THE number of high risk offenders being monitored in Scotland under public protection arrangements is staggering. By last year there were more than 5000 registered sex offenders, while such schemes already cover mentally disordered offenders released from settings such as HMP Carstairs.
The addition to police databases of serious violent offenders, mostly those posing a risk to women such as serial domestic abusers, has increased pressure on the system.
The so-called Mappa scheme (multi-agency public protection arrangements) now covers all the above. Recognition of a need to plan for the future lay behind a 2015 report from inspectors which called for change. The same inspectors - from the Care Inspectorate and police watchdog HMICS - say that two years on progress is limited and in some cases slow.
Crucially, many criminal justice social workers remain unable to access the UK-wide ViSOR database of violent or sexual offenders. Workarounds ensure records are kept up to date, with police inputting information from social work. But it is unacceptable that this problem continues, especially as a wariness among social workers about being vetted by police is one of the issues blamed for the delay. So much for multi-agency collaboration.
Meanwhile social workers who lack the skills, software or confidence to gather evidence from computers, laptops and phones rely on police to do so.
The Scottish Government was to do more to help staff to monitor the social media use of registered offenders, but after two years a lack of progress is blamed on a vacancy for the role of specialist social work advisor. This too is not good enough and suggests a lack of urgency.
But the increasing numbers being monitored under Mappa raise a bigger issue, according to lead inspector for HMICS Stephen Whitelock: whether all those we place on the sex offenders register need to be there.
This is a difficult but important question. As the numbers being monitored expand, it becomes harder to be confident that those who really pose a risk are being properly managed. Logically, we know that not everyone on the sex offenders register is dangerous. There have been celebrated examples of teenagers placed there for sending a naked picture to a boy or girlfriend - reprehensible, but hardly calling for lifelong monitoring.
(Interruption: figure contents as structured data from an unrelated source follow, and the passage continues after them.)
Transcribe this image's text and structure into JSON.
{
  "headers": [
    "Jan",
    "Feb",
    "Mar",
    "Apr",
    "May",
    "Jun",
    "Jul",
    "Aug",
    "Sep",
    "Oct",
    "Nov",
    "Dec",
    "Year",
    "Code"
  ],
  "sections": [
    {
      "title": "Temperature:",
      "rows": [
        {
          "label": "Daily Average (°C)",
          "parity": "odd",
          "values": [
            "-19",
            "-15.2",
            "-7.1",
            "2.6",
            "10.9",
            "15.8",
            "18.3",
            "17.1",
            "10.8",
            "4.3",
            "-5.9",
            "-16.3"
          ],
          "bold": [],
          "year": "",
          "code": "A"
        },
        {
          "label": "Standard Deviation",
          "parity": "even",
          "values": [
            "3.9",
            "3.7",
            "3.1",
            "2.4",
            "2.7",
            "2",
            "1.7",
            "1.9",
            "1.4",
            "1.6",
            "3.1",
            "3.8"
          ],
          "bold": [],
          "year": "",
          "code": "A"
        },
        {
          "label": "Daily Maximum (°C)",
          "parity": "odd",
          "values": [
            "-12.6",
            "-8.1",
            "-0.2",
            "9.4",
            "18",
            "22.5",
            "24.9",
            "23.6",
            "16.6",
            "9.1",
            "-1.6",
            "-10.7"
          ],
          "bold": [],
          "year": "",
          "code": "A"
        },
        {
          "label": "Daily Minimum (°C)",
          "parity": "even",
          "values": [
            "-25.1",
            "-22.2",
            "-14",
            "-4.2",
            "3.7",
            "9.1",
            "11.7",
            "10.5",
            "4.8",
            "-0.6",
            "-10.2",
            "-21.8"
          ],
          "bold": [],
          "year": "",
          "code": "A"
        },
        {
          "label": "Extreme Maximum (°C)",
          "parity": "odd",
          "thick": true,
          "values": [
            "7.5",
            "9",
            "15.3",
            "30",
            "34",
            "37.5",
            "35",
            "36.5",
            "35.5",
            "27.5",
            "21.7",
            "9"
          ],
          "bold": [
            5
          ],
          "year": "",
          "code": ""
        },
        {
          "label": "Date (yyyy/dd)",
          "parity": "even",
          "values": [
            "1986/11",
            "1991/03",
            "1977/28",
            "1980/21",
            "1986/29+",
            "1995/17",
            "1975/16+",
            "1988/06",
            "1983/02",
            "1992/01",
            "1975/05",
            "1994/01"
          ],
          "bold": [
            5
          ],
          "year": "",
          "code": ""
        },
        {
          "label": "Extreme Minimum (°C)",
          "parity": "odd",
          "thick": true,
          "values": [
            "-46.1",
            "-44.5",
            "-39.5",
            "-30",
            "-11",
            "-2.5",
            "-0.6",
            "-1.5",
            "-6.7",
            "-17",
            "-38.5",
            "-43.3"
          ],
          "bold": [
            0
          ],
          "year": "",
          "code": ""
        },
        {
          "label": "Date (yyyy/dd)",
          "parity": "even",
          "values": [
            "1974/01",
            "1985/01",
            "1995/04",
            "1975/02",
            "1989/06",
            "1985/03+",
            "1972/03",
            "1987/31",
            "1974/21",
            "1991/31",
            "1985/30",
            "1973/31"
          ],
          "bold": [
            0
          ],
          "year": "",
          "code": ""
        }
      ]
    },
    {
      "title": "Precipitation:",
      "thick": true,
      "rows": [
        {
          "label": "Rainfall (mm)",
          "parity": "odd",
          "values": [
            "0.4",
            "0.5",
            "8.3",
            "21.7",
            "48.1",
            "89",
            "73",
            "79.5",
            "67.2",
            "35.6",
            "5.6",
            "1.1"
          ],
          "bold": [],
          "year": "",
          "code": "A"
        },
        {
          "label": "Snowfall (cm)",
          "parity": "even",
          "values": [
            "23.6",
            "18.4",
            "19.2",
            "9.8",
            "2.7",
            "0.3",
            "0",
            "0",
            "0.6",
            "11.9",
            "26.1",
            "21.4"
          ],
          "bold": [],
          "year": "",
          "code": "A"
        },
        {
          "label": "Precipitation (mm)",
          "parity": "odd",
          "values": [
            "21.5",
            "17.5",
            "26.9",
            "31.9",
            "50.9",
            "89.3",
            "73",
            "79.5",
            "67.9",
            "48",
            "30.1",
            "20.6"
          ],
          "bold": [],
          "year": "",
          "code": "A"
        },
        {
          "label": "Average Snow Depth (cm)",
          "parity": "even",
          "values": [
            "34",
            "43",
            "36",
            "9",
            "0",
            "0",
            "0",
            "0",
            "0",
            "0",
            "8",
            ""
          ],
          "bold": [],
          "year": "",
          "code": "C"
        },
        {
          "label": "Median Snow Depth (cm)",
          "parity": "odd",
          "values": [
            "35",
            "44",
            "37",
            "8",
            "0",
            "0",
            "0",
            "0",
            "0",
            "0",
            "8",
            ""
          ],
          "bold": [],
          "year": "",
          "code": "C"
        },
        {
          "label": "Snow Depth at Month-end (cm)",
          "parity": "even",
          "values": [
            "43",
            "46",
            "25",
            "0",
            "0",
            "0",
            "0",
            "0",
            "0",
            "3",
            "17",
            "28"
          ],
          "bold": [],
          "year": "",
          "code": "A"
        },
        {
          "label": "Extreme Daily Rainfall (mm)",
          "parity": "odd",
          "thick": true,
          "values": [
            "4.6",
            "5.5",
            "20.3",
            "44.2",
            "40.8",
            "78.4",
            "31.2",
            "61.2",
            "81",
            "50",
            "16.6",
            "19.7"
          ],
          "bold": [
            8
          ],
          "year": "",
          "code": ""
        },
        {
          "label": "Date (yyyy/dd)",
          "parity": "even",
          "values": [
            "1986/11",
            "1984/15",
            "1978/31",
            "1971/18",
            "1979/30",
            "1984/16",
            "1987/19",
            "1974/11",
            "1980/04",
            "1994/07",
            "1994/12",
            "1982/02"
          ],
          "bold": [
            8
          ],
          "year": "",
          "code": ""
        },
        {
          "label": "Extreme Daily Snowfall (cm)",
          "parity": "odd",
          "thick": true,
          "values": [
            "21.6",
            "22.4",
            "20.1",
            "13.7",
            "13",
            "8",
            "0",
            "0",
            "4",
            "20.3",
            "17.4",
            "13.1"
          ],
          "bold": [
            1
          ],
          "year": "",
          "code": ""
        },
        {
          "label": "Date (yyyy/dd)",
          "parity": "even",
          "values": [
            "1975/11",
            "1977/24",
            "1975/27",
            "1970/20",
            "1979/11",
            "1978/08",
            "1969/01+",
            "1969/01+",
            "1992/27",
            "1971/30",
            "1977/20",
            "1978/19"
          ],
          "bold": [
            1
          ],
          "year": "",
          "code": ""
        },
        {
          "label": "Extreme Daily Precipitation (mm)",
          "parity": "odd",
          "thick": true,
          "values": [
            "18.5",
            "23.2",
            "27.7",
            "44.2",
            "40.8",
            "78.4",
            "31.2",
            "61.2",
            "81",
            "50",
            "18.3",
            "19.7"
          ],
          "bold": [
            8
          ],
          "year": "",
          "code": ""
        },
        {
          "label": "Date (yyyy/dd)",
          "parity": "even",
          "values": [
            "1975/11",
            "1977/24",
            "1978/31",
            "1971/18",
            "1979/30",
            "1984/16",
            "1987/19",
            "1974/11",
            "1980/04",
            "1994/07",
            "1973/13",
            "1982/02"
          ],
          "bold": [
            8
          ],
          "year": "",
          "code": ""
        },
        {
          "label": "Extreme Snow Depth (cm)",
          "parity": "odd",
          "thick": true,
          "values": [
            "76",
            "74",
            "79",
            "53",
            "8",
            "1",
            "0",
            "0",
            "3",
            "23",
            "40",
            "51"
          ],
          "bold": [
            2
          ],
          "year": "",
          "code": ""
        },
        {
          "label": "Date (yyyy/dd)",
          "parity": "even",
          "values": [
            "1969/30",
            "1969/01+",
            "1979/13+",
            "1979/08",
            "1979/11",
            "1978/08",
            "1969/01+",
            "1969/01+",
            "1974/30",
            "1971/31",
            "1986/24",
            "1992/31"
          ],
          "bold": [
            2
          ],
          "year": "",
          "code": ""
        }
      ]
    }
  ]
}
But there are also adults for whom downloading images appears to be a compulsion. As police point out, every picture is a crime scene and their actions are not victimless. However treating them as a paedophile who will physically abuse children is not necessarily the best approach.
Many people would baulk at the suggestion by Mr Whitelock that they such offenders may be better dealt with by health services than the police. But the question is worth asking. We must be sure that numbers which can seem overwhelming, do not overwhelm the agencies responsible for keeping children, families and communities safe.